There are two ways to fertilize: if you water the plants regularly, use a granular fertilizer like 10-10-10, applying one pint per 100 square feet of flower bed. If the plants are not watered regularly, use a water soluble fertilizer (MiracleGro, Peters, etc) and fertilize regularly according to label directions.
Fertilizing shrubs takes place two or three times each year: usually in March, May and July. Remember that fertilizing will not make up for other problems such as soil that is constantly moist or dry, or compacted or overly acid or alkaline. Check the planting site and correct any existing problems first. Older plants or where more growth is not desired may be given only a March application of fertilizer.
Remember the numbers on fertilizer refer to the percent of that nutrient. For example: 12-4-8 means 12% nitrogen, 4% phosphorous, and 8% potassium. These three numbers indicate a complete fertilizer. Slow release fertilizer are more expensive but require less time in the garden. Always follow package directions carefully.
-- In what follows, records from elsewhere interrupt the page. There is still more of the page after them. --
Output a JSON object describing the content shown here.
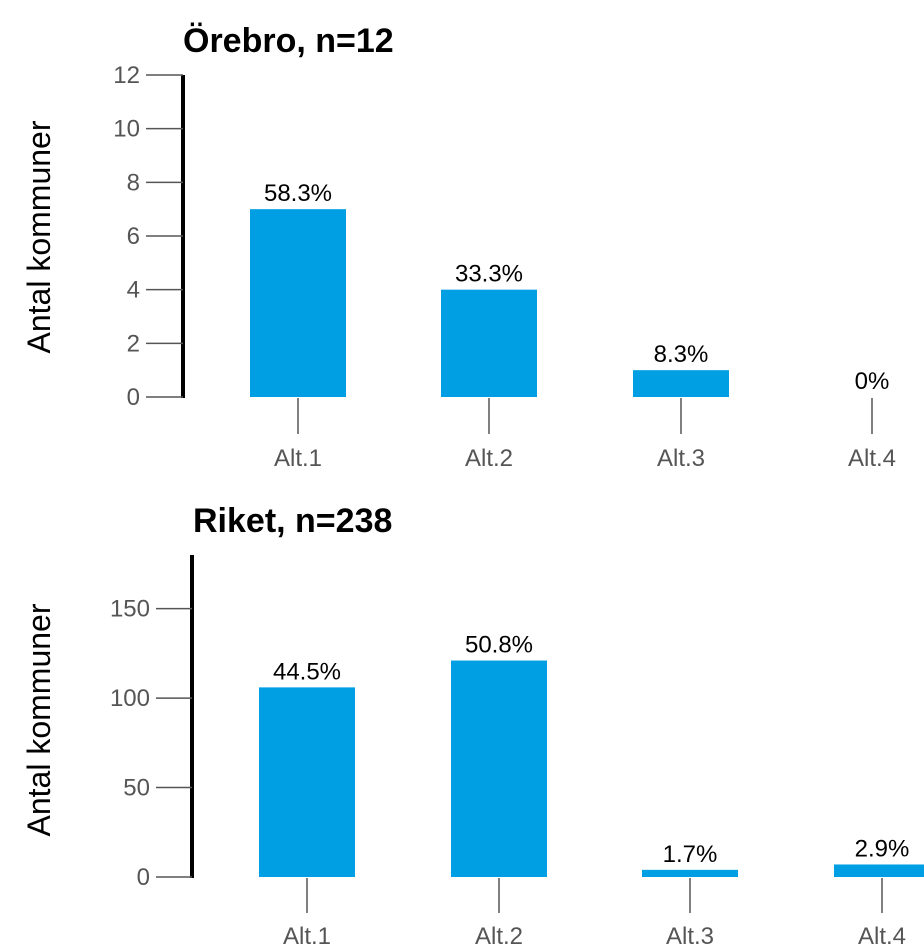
{
  "chart_data": [
    {
      "type": "bar",
      "title": "Örebro, n=12",
      "ylabel": "Antal kommuner",
      "xlabel": "",
      "categories": [
        "Alt.1",
        "Alt.2",
        "Alt.3",
        "Alt.4"
      ],
      "values": [
        7,
        4,
        1,
        0
      ],
      "data_labels": [
        "58.3%",
        "33.3%",
        "8.3%",
        "0%"
      ],
      "ylim": [
        0,
        12
      ],
      "yticks": [
        0,
        2,
        4,
        6,
        8,
        10,
        12
      ],
      "ytick_labels": [
        "0",
        "2",
        "4",
        "6",
        "8",
        "10",
        "12"
      ],
      "bar_color": "#009ee3",
      "grid": false
    },
    {
      "type": "bar",
      "title": "Riket, n=238",
      "ylabel": "Antal kommuner",
      "xlabel": "",
      "categories": [
        "Alt.1",
        "Alt.2",
        "Alt.3",
        "Alt.4"
      ],
      "values": [
        106,
        121,
        4,
        7
      ],
      "data_labels": [
        "44.5%",
        "50.8%",
        "1.7%",
        "2.9%"
      ],
      "ylim": [
        0,
        180
      ],
      "yticks": [
        0,
        50,
        100,
        150
      ],
      "ytick_labels": [
        "0",
        "50",
        "100",
        "150"
      ],
      "bar_color": "#009ee3",
      "grid": false
    }
  ]
}
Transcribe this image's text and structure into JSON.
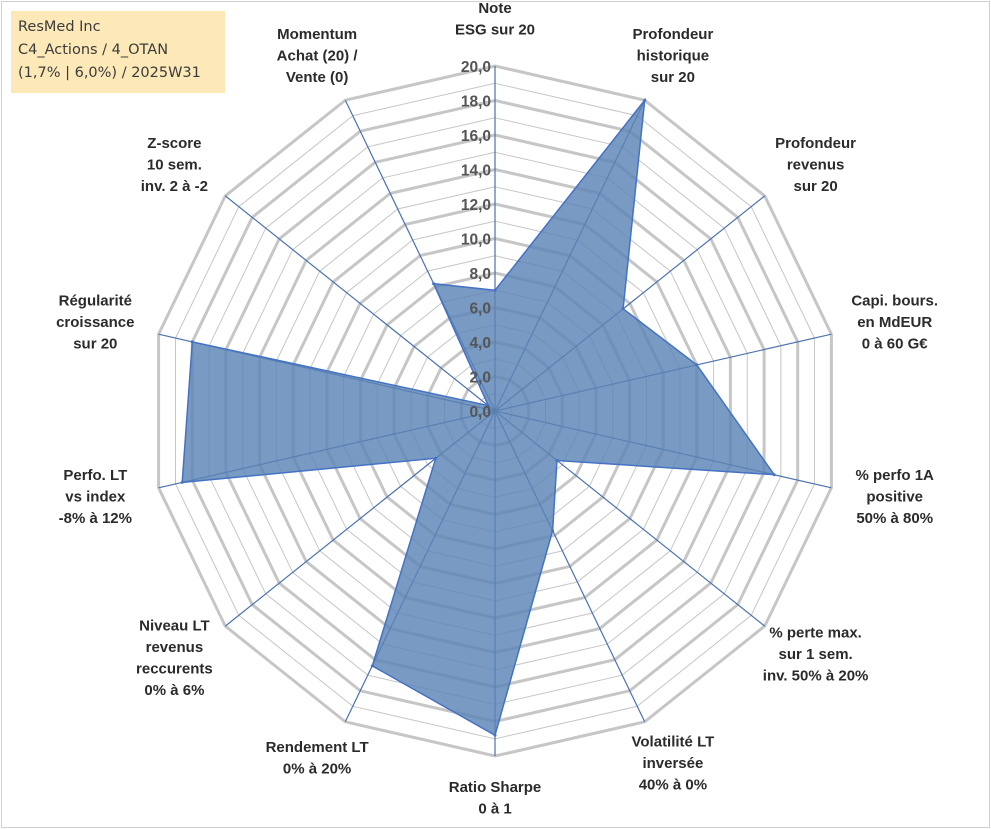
{
  "header": {
    "lines": [
      "ResMed Inc",
      "C4_Actions / 4_OTAN",
      "(1,7% | 6,0%) / 2025W31"
    ]
  },
  "chart_data": {
    "type": "radar",
    "title": "",
    "axes": [
      [
        "Note",
        "ESG sur 20"
      ],
      [
        "Profondeur",
        "historique",
        "sur 20"
      ],
      [
        "Profondeur",
        "revenus",
        "sur 20"
      ],
      [
        "Capi. bours.",
        "en MdEUR",
        "0 à 60 G€"
      ],
      [
        "% perfo 1A",
        "positive",
        "50% à 80%"
      ],
      [
        "% perte max.",
        "sur 1 sem.",
        "inv. 50% à 20%"
      ],
      [
        "Volatilité LT",
        "inversée",
        "40% à 0%"
      ],
      [
        "Ratio Sharpe",
        "0 à 1"
      ],
      [
        "Rendement LT",
        "0% à 20%"
      ],
      [
        "Niveau LT",
        "revenus",
        "reccurents",
        "0% à 6%"
      ],
      [
        "Perfo. LT",
        "vs index",
        "-8% à 12%"
      ],
      [
        "Régularité",
        "croissance",
        "sur 20"
      ],
      [
        "Z-score",
        "10 sem.",
        "inv. 2 à -2"
      ],
      [
        "Momentum",
        "Achat (20) /",
        "Vente (0)"
      ]
    ],
    "values": [
      7.0,
      20.0,
      9.5,
      12.0,
      16.6,
      4.6,
      7.7,
      18.8,
      16.4,
      4.4,
      18.6,
      18.0,
      0.5,
      8.2
    ],
    "rmin": 0,
    "rmax": 20,
    "tick_step": 2,
    "tick_labels": [
      "0,0",
      "2,0",
      "4,0",
      "6,0",
      "8,0",
      "10,0",
      "12,0",
      "14,0",
      "16,0",
      "18,0",
      "20,0"
    ],
    "colors": {
      "fill": "#5b84b5",
      "stroke": "#4472c4",
      "grid": "#c6c6c6",
      "spoke": "#4a72b0"
    }
  }
}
The rate of application depends on the numbers on the package. 12-4-8 or 16-4-8 may be applied for example, to a three foot shrub at the rate of 6 teaspoons or 2 tablespoons. A shrub less than 12 inches in height receives one teaspoon of fertilizer only.
Fertilizers are sold as an 8% or 10% ratio such as 8-8-8 or 10-10-10 should be applied at the rate of one level tablespoon per each foot of height. Shrubs less than 12 inches only receive a heaping teaspoon of fertilizer.
CAUTION ABOUT FERTILIZATION: A pile of fertilizer in one spot will dissolve into the soil and burn the roots. It must be sprinkled lightly around the plant. Further suggestions:
• stay 6 inches away from main stems of the plant
• distribute fertilizer granules beyond the drip line of shrubs because the roots extend beyond the drip line.